We could alternatively write: $$ \sum_{j = 1}^\infty \frac{1}{(2i - 1)^2 - (2j - 1)^2}$$ where i doesn't equal j. I used a numerical solver to solve for a few values of n, and the solution seems to be $-1/(4n^2)$ which fits with the problem, but I'd like to find a rigorous solution.

My attempts so far have involved simplifying the term in the sum in various was to see if I could find a way solve the problem, but I've had no luck.

Ex. The second equation can be simplified to $$\sum_{j=1}^\infty \frac {1} {4(i + j - 1)(i - j)} $$ but I'm not sure where to go from here.

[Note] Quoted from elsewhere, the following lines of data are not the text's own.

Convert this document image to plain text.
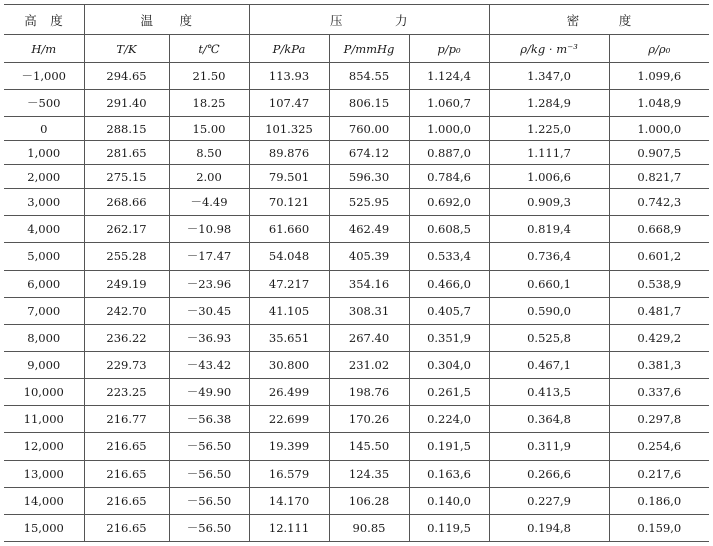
高　度	温　　度		压　　　　力			密　　　度	
H/m	T/K	t/℃	P/kPa	P/mmHg	p/p₀	ρ/kg · m⁻³	ρ/ρ₀
－1,000	294.65	21.50	113.93	854.55	1.124,4	1.347,0	1.099,6
－500	291.40	18.25	107.47	806.15	1.060,7	1.284,9	1.048,9
0	288.15	15.00	101.325	760.00	1.000,0	1.225,0	1.000,0
1,000	281.65	8.50	89.876	674.12	0.887,0	1.111,7	0.907,5
2,000	275.15	2.00	79.501	596.30	0.784,6	1.006,6	0.821,7
3,000	268.66	－4.49	70.121	525.95	0.692,0	0.909,3	0.742,3
4,000	262.17	－10.98	61.660	462.49	0.608,5	0.819,4	0.668,9
5,000	255.28	－17.47	54.048	405.39	0.533,4	0.736,4	0.601,2
6,000	249.19	－23.96	47.217	354.16	0.466,0	0.660,1	0.538,9
7,000	242.70	－30.45	41.105	308.31	0.405,7	0.590,0	0.481,7
8,000	236.22	－36.93	35.651	267.40	0.351,9	0.525,8	0.429,2
9,000	229.73	－43.42	30.800	231.02	0.304,0	0.467,1	0.381,3
10,000	223.25	－49.90	26.499	198.76	0.261,5	0.413,5	0.337,6
11,000	216.77	－56.38	22.699	170.26	0.224,0	0.364,8	0.297,8
12,000	216.65	－56.50	19.399	145.50	0.191,5	0.311,9	0.254,6
13,000	216.65	－56.50	16.579	124.35	0.163,6	0.266,6	0.217,6
14,000	216.65	－56.50	14.170	106.28	0.140,0	0.227,9	0.186,0
15,000	216.65	－56.50	12.111	90.85	0.119,5	0.194,8	0.159,0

I've also tried splitting the problem into two sections, one where m < n, and one where m > n, but again, I'm not sure how to continue.

Answer 1

Assume $N>i\geq1$. Starting by a partial fraction decomposition, one may write $$ \begin{align} &\sum_{j=1,\,j\neq i}^N\frac1{(2i-1)^2-(2j-1)^2} \\\\&=\frac1{4(2i-1)}\sum_{j=1,\,j\neq i}^N\left(\frac1{j+i-1}-\frac1{j-i}\right) \\\\&=\frac1{4(2i-1)}\left(\sum_{j=1}^N\frac1{j+i-1}-\frac1{2i-1}-\sum_{j=1,\,j\neq i}^N\frac1{j-i}\right) \\\\&=\frac1{4(2i-1)}\left(\sum_{\ell=i}^{N+i-1}\frac1{\ell}-\frac1{2i-1}-\sum_{j=1}^{i-1}\frac1{j-i}-\sum_{j=i+1}^N\frac1{j-i}\right) \\\\&=\frac1{4(2i-1)}\left(H_{N+i-1}-H_{i-1}-\frac1{2i-1}+H_{i-1}-H_{N-i}\right) \\\\&=-\frac1{4(2i-1)^2}+\frac1{4(2i-1)}\left(H_{N+i-1}-H_{N-i}\right) \end{align} $$ then, as $N \to \infty$,

$$ \sum_{j=1,\,j\neq i}^\infty\frac1{(2i-1)^2-(2j-1)^2}=-\frac1{4(2i-1)^2} $$

where $H_N$ is the harmonic number and where we have used $$ H_{N+i-1}-H_{N-i}=O\left(\frac1{N}\right) $$ as $N \to \infty$.

Answer 2

The case of all integers is $$ \sum_{m=1}^{n-1}\frac{1}{n^2-m^2}+\sum_{m=n+1}^{\infty}\frac{1}{n^2-m^2} = \frac{-3}{4n^2} $$ and the "odd" case is similar $$ \sum_{k=1}^{j-1}\frac{1}{(2j-1)^2-(2k-1)^2} +\sum_{k=j+1}^\infty\frac{1}{(2j-1)^2-(2k-1)^2} = \frac{-1}{4(2j-1)^2} $$ These may be computed with information about the "digamma" function $\psi(z) = \Gamma'(z)/\Gamma(z)$, namely: $$ \sum_{k=u}^v \frac{1}{a+k} = \psi(a+v+1)-\psi(a+u), \qquad\text{where }u<v\text{ integers and } a\text{ complex} $$ and $$ \psi(z) = \log z -\frac{1}{2z} + O\left(\frac{1}{z^2}\right)\text{ as } z \to +\infty $$

Answer 3

If we start with: $$ \cos\left(\frac{\pi x}{2}\right) = \prod_{k\geq 0}\left(1-\frac{x^2}{(2k+1)^2}\right) $$ we get, by considering the logarithmic derivative: $$ \frac{\pi}{4x}\cdot\tan\left(\frac{\pi x}{2}\right) = \sum_{k\geq 0}\frac{1}{(1+2k)^2-x^2}$$ that is a meromorphic function with a regular point in the origin and simple poles at the odd integers: the residue at $x=\pm(2K+1)$ is just $\mp\frac{1}{4K+2}$. We also have: $$\begin{eqnarray*} \sum_{\substack{k\geq 0 \\ k\neq K}}\frac{1}{(2k+1)^2-(2K+1)^2} &=& \lim_{x\to(2K+1)}\left(\frac{\pi}{4x}\cdot\tan\left(\frac{\pi x}{2}\right)-\frac{1}{(2K+1)^2-x^2}\right)\\&=&\lim_{x\to(2K+1)}\left(\frac{\pi}{4x}\cdot\tan\left(\frac{\pi x}{2}\right)-\frac{\frac{1}{4K+2}}{(2K+1)-x}-\frac{\frac{1}{4K+2}}{(2K+1)+x}\right)\\&=&\color{red}{-\frac{1}{(4K+2)^2}}\end{eqnarray*}$$ since we know in advance what the singular part at $x=2K+1$ is.